If a company is going to claim that its wares are made in the USA, it had better be able to back up that claim – and the claim better refer not just to the finished products, but to all of the components of the finished product.
The company, E.K. Ekcessories, is a marketer of outdoor items, including iPhone accessories, bottle holders, lens cleaners, dog collars and leashes, among other things.
According to the FTC, its products were advertised as “Made in the U.S.A” or “Truly Made in the USA” despite containing substantial elements of foreign origin.
The FTC cited two website claims: “For 28 years E.K. Ekcessories has been producing superior quality made accessories in our 60,000 sq. ft. facility in Logan, Utah;” and “Our source of pride and satisfaction abounds from a true ‘Made in USA’ product.”
FTC continued, “In fact, the company imports many of its products and components, according to the complaint. The FTC also alleged that the company distributed deceptive promotional materials for its products to third-party retailers such as Amazon and REI.”
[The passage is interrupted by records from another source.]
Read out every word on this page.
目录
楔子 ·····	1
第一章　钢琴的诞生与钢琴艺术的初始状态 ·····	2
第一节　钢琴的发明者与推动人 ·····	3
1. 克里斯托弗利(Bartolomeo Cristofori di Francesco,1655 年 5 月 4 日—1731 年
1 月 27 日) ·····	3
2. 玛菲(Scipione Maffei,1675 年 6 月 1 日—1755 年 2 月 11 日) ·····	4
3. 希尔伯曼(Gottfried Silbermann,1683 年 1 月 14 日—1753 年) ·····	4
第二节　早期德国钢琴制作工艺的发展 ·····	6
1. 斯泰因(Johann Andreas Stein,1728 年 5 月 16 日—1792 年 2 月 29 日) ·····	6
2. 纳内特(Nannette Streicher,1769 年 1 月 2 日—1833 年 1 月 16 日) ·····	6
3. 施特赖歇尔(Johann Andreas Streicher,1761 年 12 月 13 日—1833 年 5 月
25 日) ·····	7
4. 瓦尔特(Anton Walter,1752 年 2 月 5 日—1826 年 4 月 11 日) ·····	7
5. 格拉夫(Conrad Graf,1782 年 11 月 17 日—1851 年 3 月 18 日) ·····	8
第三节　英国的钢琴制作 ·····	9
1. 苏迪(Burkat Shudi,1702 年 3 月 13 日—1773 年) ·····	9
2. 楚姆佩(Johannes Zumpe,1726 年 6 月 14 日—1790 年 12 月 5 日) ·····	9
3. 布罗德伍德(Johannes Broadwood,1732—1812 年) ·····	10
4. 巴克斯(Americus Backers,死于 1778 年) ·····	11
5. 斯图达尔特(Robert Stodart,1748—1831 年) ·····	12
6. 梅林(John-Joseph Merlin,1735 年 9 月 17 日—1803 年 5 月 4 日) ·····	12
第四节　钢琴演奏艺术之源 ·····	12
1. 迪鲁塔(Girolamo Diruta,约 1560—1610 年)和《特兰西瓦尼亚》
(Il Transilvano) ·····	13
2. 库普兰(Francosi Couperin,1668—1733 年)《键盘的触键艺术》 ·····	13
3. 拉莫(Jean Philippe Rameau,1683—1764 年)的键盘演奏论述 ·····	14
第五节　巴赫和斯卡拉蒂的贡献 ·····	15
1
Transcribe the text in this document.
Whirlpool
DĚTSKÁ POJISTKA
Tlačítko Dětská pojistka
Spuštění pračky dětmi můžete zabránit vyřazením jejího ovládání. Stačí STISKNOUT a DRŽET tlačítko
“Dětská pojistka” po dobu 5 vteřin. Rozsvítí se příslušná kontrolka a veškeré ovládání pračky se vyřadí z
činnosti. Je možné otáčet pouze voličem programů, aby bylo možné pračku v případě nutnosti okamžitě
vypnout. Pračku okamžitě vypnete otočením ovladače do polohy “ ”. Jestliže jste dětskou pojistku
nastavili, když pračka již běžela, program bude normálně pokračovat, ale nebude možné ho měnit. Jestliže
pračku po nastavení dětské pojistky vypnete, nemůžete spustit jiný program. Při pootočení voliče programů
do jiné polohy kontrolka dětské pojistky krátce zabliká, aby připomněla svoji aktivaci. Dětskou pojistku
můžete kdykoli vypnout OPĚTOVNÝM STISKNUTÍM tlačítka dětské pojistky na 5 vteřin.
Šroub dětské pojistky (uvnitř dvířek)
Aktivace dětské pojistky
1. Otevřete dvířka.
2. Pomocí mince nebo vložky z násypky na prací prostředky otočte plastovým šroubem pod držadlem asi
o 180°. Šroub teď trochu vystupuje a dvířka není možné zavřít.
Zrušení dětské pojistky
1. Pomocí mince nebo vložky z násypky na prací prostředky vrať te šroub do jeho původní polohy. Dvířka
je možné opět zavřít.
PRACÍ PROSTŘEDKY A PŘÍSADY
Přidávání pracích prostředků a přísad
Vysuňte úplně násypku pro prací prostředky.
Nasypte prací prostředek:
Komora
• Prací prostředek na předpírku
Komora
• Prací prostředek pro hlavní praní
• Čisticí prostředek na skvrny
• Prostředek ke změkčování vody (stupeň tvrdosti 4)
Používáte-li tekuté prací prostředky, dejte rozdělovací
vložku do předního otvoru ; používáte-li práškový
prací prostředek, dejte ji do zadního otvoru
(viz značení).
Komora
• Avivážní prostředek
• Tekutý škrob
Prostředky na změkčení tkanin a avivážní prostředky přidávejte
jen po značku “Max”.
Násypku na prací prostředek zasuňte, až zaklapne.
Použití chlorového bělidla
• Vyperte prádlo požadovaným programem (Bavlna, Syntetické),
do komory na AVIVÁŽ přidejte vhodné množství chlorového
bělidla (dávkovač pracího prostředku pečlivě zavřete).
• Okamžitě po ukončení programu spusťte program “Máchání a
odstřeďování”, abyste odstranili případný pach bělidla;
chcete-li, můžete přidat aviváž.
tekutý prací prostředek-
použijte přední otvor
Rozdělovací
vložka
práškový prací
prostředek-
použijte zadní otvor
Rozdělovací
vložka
The FTC cited applicable US reglations pertaining to this case: “According to the Commission’s 1997 U.S. Origin Claims Enforcement Policy Statement, for a product to be advertised or labeled as ‘Made in the U.S.A,’ the product must be ‘all or virtually all’ made in the United States – that is, all significant parts and processing must be of U.S. origin, and the product should contain no (or negligible) foreign content.:
Under terms of the settlement, the company must refrain from such claims in the future and must inform all distributors who received its products between January 1, 2010 and May 1, 2013 of the settlement.